You are a part of that gift of sabur too. And I hope you receive it back as I do, in your own ways and time. May God continue to give us all sabur.

Other than all that literacy chatter I have no big news. Life here has been so delightfully quiet lately that the UN cancelled their weekly security meeting last week. I haven’t heard a single gunshot in the night this week and no one has cut through the fence line looking for something to snatch in weeks. But it is still never boring. There is an endless supply of random happenings spattered throughout the week that keep me just the right amount on our toes.
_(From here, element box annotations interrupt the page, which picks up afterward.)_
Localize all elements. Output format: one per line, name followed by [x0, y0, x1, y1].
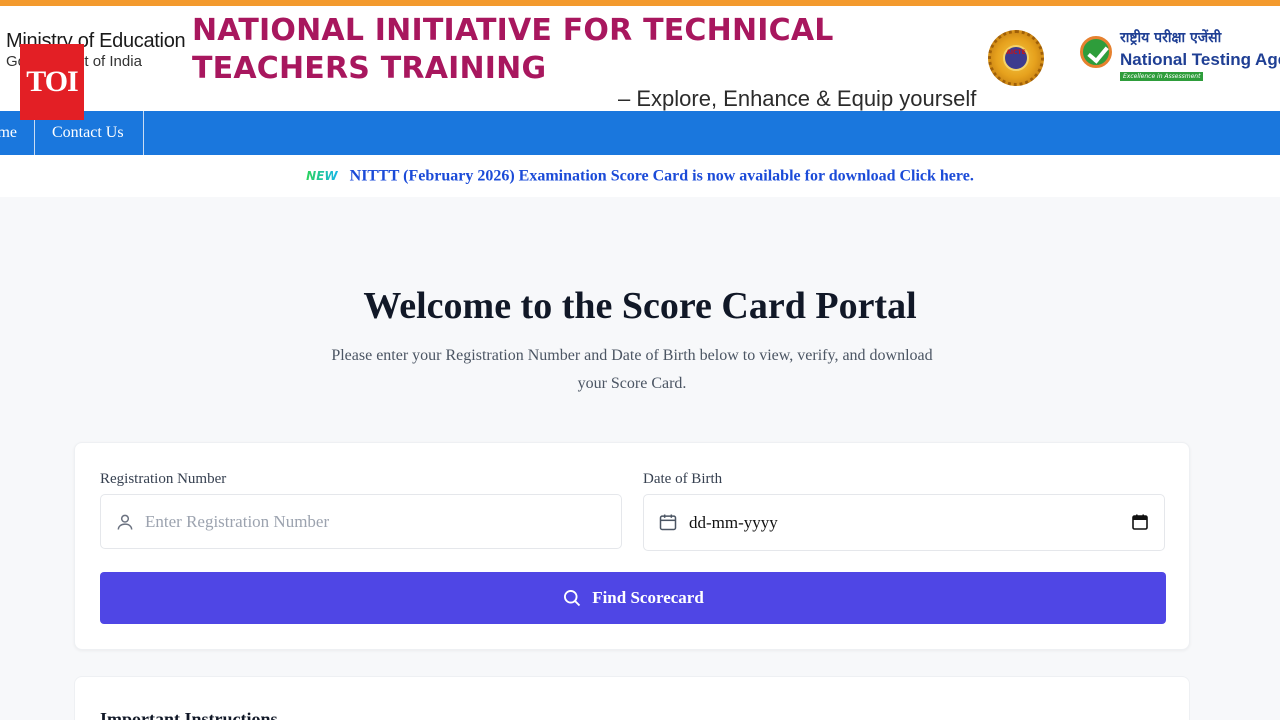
nta-hindi-name: राष्ट्रीय परीक्षा एजेंसी — [1120, 30, 1222, 46]
scorecard-form-card: Registration Number Date of Birth dd-mm-… — [74, 442, 1190, 650]
nta-tagline: Excellence in Assessment — [1120, 72, 1204, 81]
registration-input[interactable] — [145, 495, 605, 548]
calendar-picker-icon[interactable] — [1132, 514, 1148, 530]
site-tagline: – Explore, Enhance & Equip yourself — [618, 86, 977, 111]
dob-label: Date of Birth — [643, 471, 723, 487]
find-scorecard-button[interactable]: Find Scorecard — [100, 572, 1166, 624]
nta-logo: राष्ट्रीय परीक्षा एजेंसी National Testin… — [1080, 26, 1280, 86]
announcement-link[interactable]: NITTT (February 2026) Examination Score … — [350, 167, 974, 184]
new-badge: NEW — [306, 155, 337, 197]
page-subtitle: Please enter your Registration Number an… — [331, 347, 933, 392]
main-nav: Home Contact Us — [0, 111, 1280, 155]
toi-watermark: TOI — [20, 44, 84, 120]
instructions-card: Important Instructions — [74, 676, 1190, 720]
site-header: Ministry of Education Government of Indi… — [0, 6, 1280, 111]
registration-label: Registration Number — [100, 471, 227, 487]
calendar-icon — [659, 514, 677, 531]
nav-divider — [143, 111, 144, 155]
search-icon — [564, 590, 581, 607]
page-title: Welcome to the Score Card Portal — [363, 285, 917, 327]
instructions-title: Important Instructions — [100, 709, 278, 720]
dob-input[interactable]: dd-mm-yyyy — [689, 495, 778, 550]
dob-field[interactable]: dd-mm-yyyy — [643, 494, 1165, 551]
nta-check-icon — [1080, 36, 1112, 68]
announcement-bar: NEW NITTT (February 2026) Examination Sc… — [0, 155, 1280, 197]
aicte-logo: AICTE — [988, 30, 1044, 86]
find-scorecard-label: Find Scorecard — [592, 588, 704, 607]
user-icon — [117, 514, 133, 530]
registration-field[interactable] — [100, 494, 622, 549]
site-title: NATIONAL INITIATIVE FOR TECHNICAL TEACHE… — [192, 13, 834, 86]
nta-english-name: National Testing Agency — [1120, 50, 1280, 69]
aicte-logo-text: AICTE — [1006, 49, 1026, 56]
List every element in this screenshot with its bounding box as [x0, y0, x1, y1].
A couple days ago an adolescent chicken plum fell right out of the sky a few feet from where Bethany and I sat entertaining guests. A hawk had snatched it from the yard then lost its grip when it tried to settle in a tree overhead. One of the ladies plucked it up, tossed it on the hot charcoal heating water for coffee and proceeded to casually turn it every few minutes, occasionally removing tufts of charred feathers or innards as the skinny bird cooked. Eventually she pulled it off the fire barehanded and tore it into bits and handed it out kindly to the kids who clamoured for some roasted meat, my daughters the greediest among them. They noisily ate the unexpected manna from heaven that had been bobbing around our yard literally minutes before   

Another day a Land Cruiser full of Rwandan UN Peace Keepers pulled into the compound, all heavily armed and weighted down with blue helmets and flak jackets. They were a brand new battalion, and having heard of a number of robberies at NGO compounds, elected to familiarize themselves with the area. When they had called ahead of time to say they were “sending someone” to get the GPS coordinates of our home we were imagining an individual turning up. Instead the truck roared in right up between the two houses and a dozen soldiers (who could speak neither Arabic nor English) leapt out and fanned out across the yard, from the latrine to the guard hut to the tire swing, standing at attention and hardly averting their eyes from who knows what in the distance even when Bethany offered them glasses of water. It was bizarre. Thanks again UN. I feel so much safer now that there are twelve AK-47s and several grenades within feet of my children. But they didn’t stay long and I shouldn’t complain. Like I said, we haven’t had a petty break in in a while.

I will let you go. We are praying for your sweet reunions with David very soon! He is coming with lots of love and hugs from all of us here. Hope you are gearing up for a very merry Christmas.